FROM THE ARCHIVES: On root canals, mid-life crises and the New Year
Things have been busy around my house for the holidays. There’s been no time write, so I offer the following from 2014 — when I was still writing a column for my local newspaper.
I’m trying not to think of it as a harbinger, but it’s hard not to wonder what calamity the New Year holds in store for you when you kick it off with a numb face.
Actually, it wasn’t my whole face that was numb, just the right side of it.
But it doesn’t really matter whether it was the right, the left or the whole thing. It’s the fact that I essentially started the New Year drooling uncontrollably that has me uneasy about 2014.
The turn of the year is traditionally a time to look toward the future with a positive attitude, with the optimism that inspires resolutions.
But I haven’t made any for this year. It’s probably because I’m having trouble leaving the old year behind, hence the numb face — I had to have another root canal. Call it unfinished business from 2013. It was diagnosed a couple of months ago.
The dentist got out her needles and drills and went to work on my recalcitrant tooth on the second day of the year.
Guess what I did on the third day?
I saw my eye doctor. It was time for my annual exam.
Unfortunately, I don’t really need my optometrist to tell me my eyesight is getting worse. The other day, I was in the parking garage at work and had trouble recognizing a familiar colleague who had just gotten out of his car. He looked fuzzy and it wasn’t because of the new growth sprouting from his chin.
As I stood there squinting as hard as I could to make him out, he mischievously asked if I had forgotten my glasses.
He’s a funny guy.
The way things stand now, it looks like 2014 is the year I get to know my health care providers better.
Turning 50 in a few months might have something to do with that. It’s one of those milestone birthdays that my friends on Facebook seem determined I not forget.
The other day, an old friend posted a note on my wall telling me all about how she unexpectedly ran into a kid who recently graduated from my old high school. She said she started to mention me, then realized there was no way we would know each other because, well — let’s just say I graduated “back in the day.”

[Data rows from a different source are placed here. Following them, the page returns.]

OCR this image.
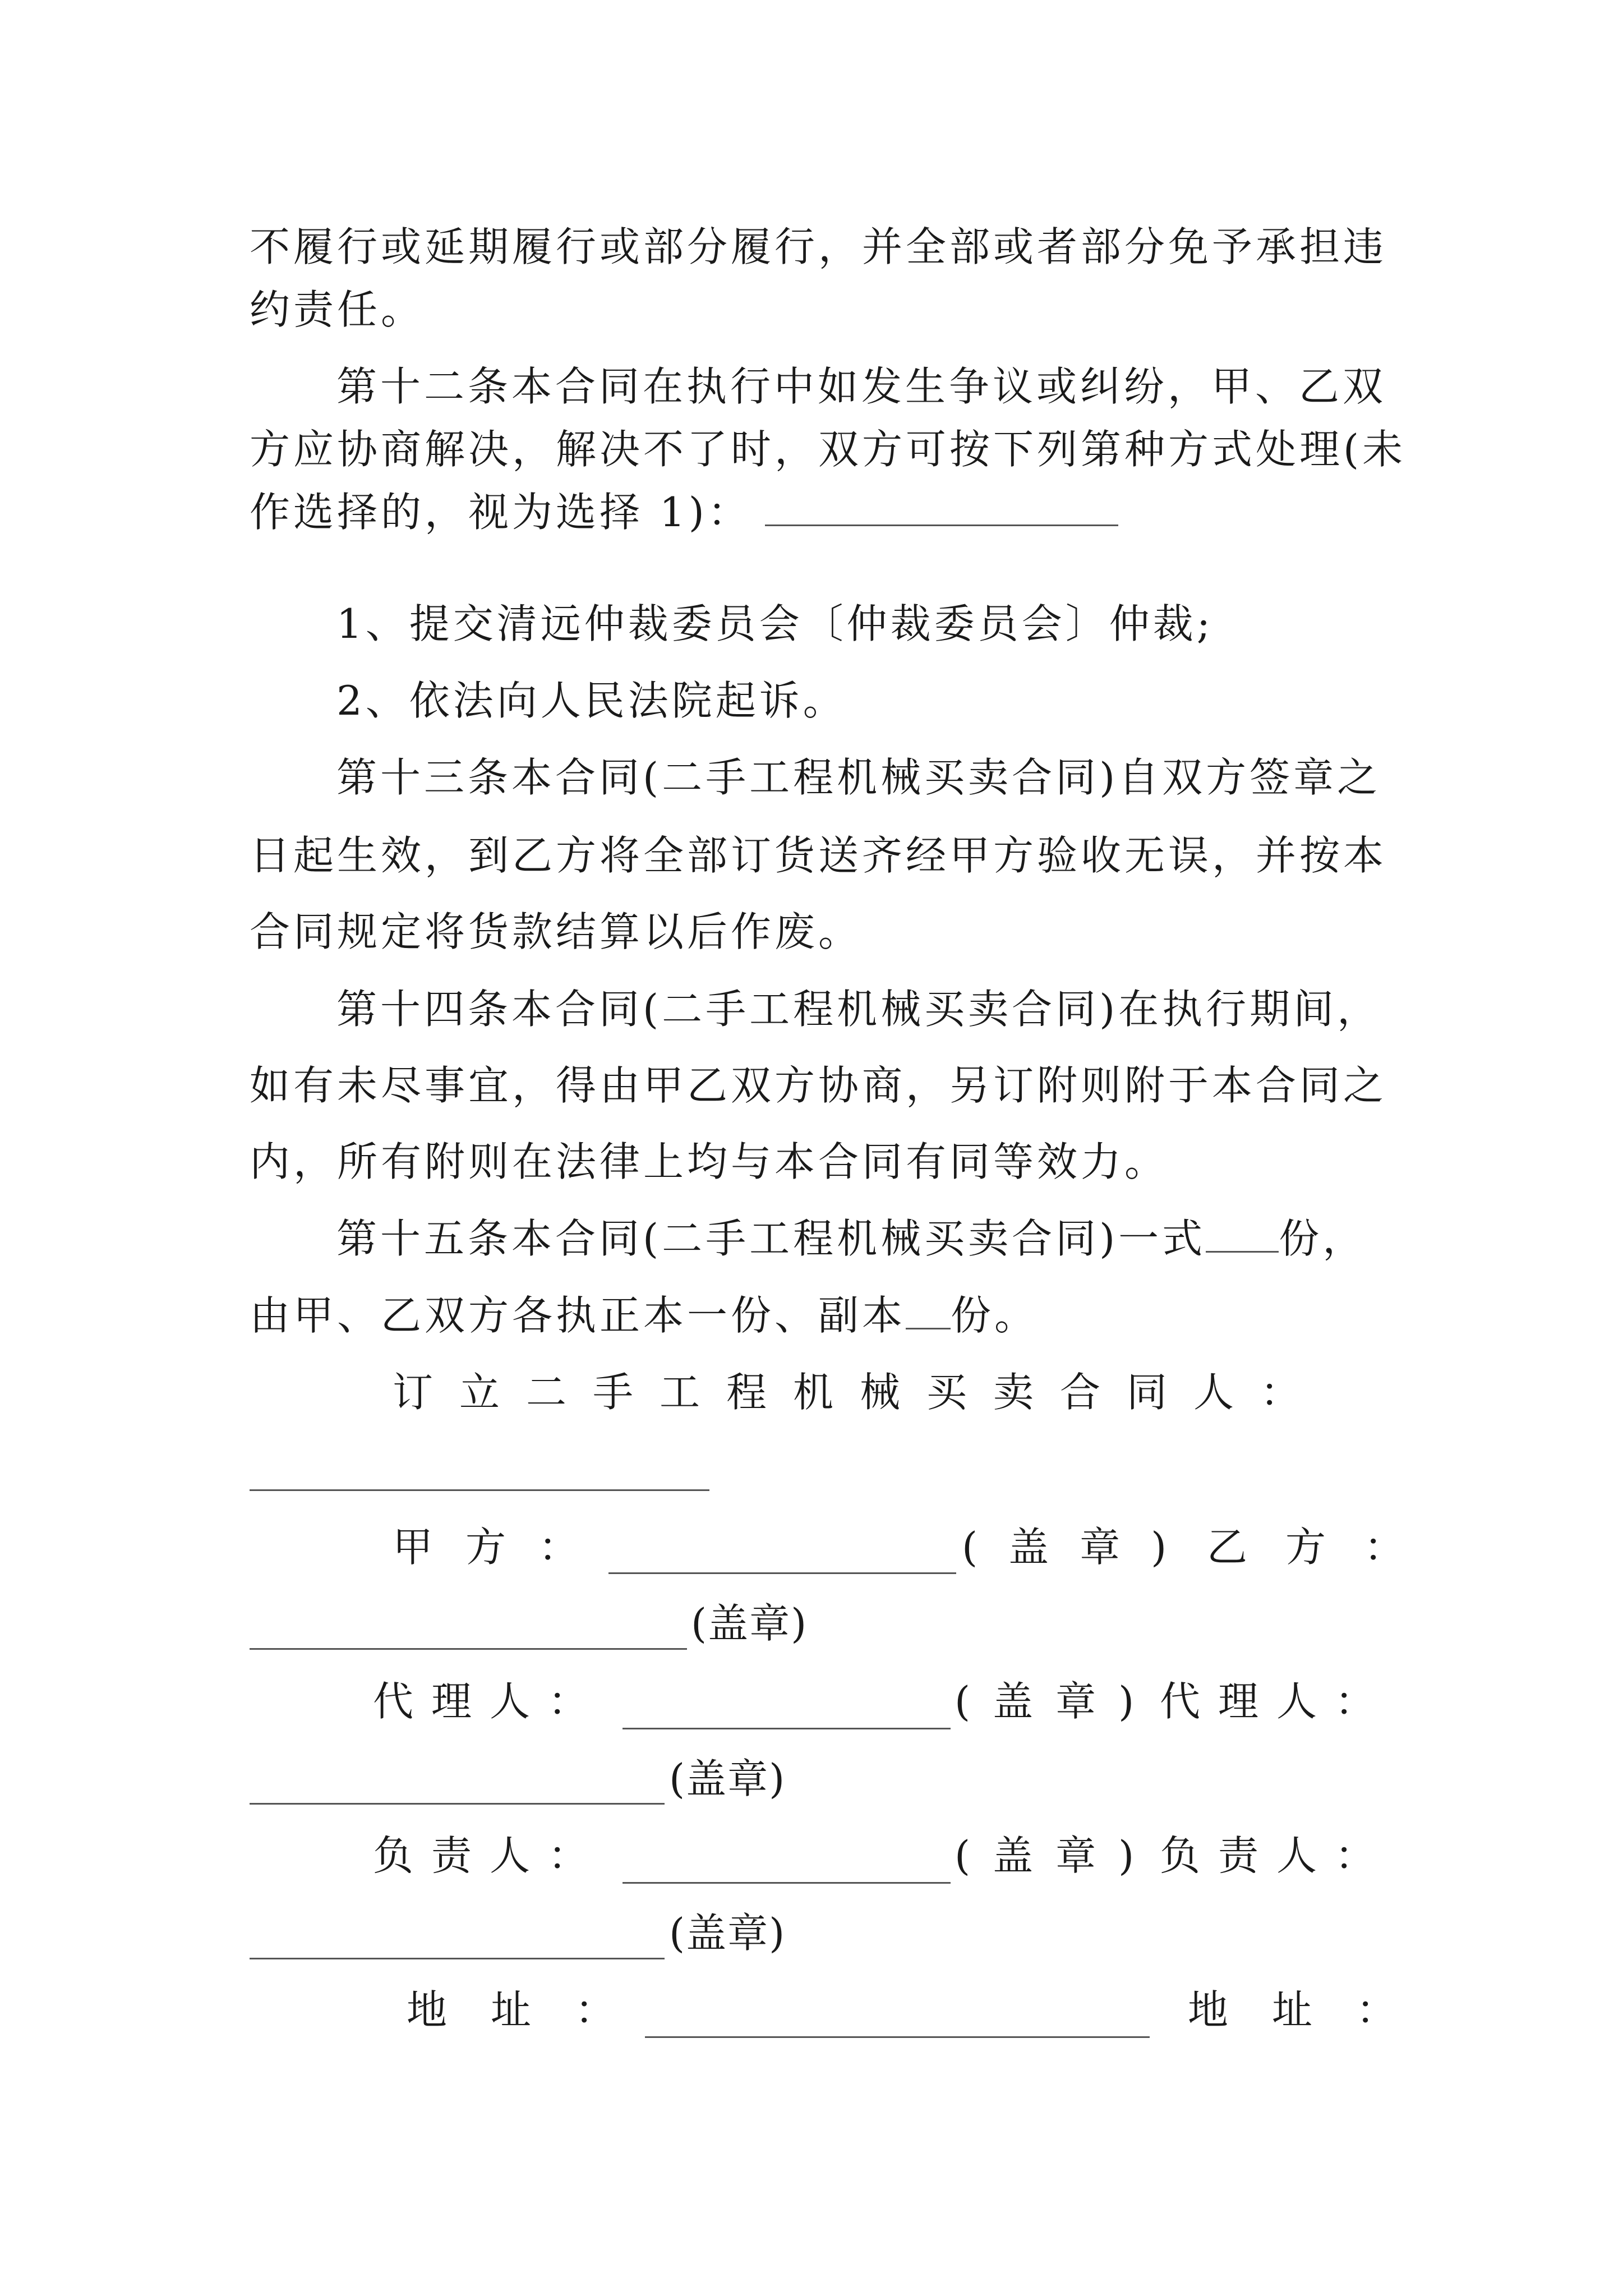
不履行或延期履行或部分履行，并全部或者部分免予承担违
约责任。
第十二条本合同在执行中如发生争议或纠纷，甲、乙双
方应协商解决，解决不了时，双方可按下列第种方式处理(未
作选择的，视为选择 1)：
1、提交清远仲裁委员会〔仲裁委员会〕仲裁;
2、依法向人民法院起诉。
第十三条本合同(二手工程机械买卖合同)自双方签章之
日起生效，到乙方将全部订货送齐经甲方验收无误，并按本
合同规定将货款结算以后作废。
第十四条本合同(二手工程机械买卖合同)在执行期间，
如有未尽事宜，得由甲乙双方协商，另订附则附于本合同之
内，所有附则在法律上均与本合同有同等效力。
第十五条本合同(二手工程机械买卖合同)一式 份，
由甲、乙双方各执正本一份、副本 份。
订立二手工程机械买卖合同人：
甲方：	(盖章) 乙方：
(盖章)
代理人：	(盖章) 代理人：
(盖章)
负责人：	(盖章) 负责人：
(盖章)
地址：	地址：
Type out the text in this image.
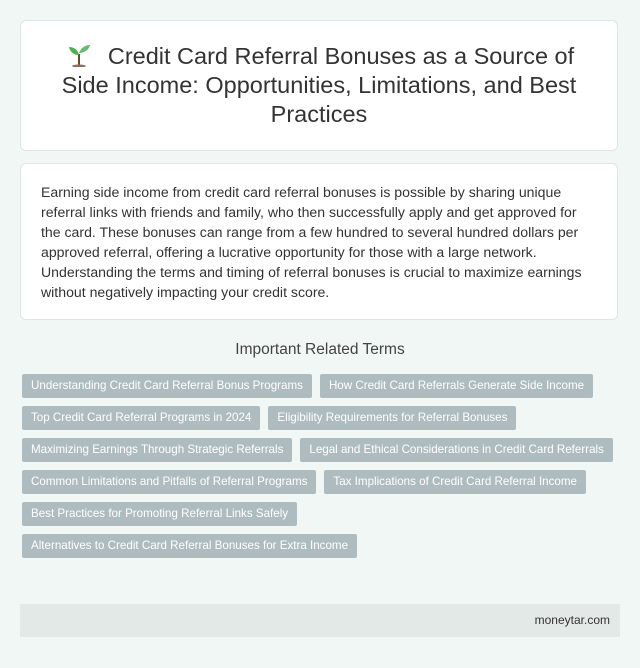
Credit Card Referral Bonuses as a Source of Side Income: Opportunities, Limitations, and Best Practices

Earning side income from credit card referral bonuses is possible by sharing unique referral links with friends and family, who then successfully apply and get approved for the card. These bonuses can range from a few hundred to several hundred dollars per approved referral, offering a lucrative opportunity for those with a large network. Understanding the terms and timing of referral bonuses is crucial to maximize earnings without negatively impacting your credit score.

Important Related Terms
Understanding Credit Card Referral Bonus Programs	How Credit Card Referrals Generate Side Income
Top Credit Card Referral Programs in 2024	Eligibility Requirements for Referral Bonuses
Maximizing Earnings Through Strategic Referrals	Legal and Ethical Considerations in Credit Card Referrals
Common Limitations and Pitfalls of Referral Programs	Tax Implications of Credit Card Referral Income
Best Practices for Promoting Referral Links Safely
Alternatives to Credit Card Referral Bonuses for Extra Income
moneytar.com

Facebook is reminding me of my impending half-century in other ways, too.
For example, one of my classmates from “back in the day” posted a picture of the AARP membership application she got in the mail, sparking a debate on whether it should be thrown out.
I’m of two minds on the subject. The younger me sees no reason to hang onto it. The older, cheaper me is looking forward to the senior discounts.
Dealing with the whole AARP membership thing and the various other changes associated with getting older seems a sure bet for 2014.
However, that’s nothing a sporty, new, fire engine red convertible can’t handle.
But then a mid-life crisis would just give my wife another reason to roll her eyes.
Besides, I have a root canal to pay for.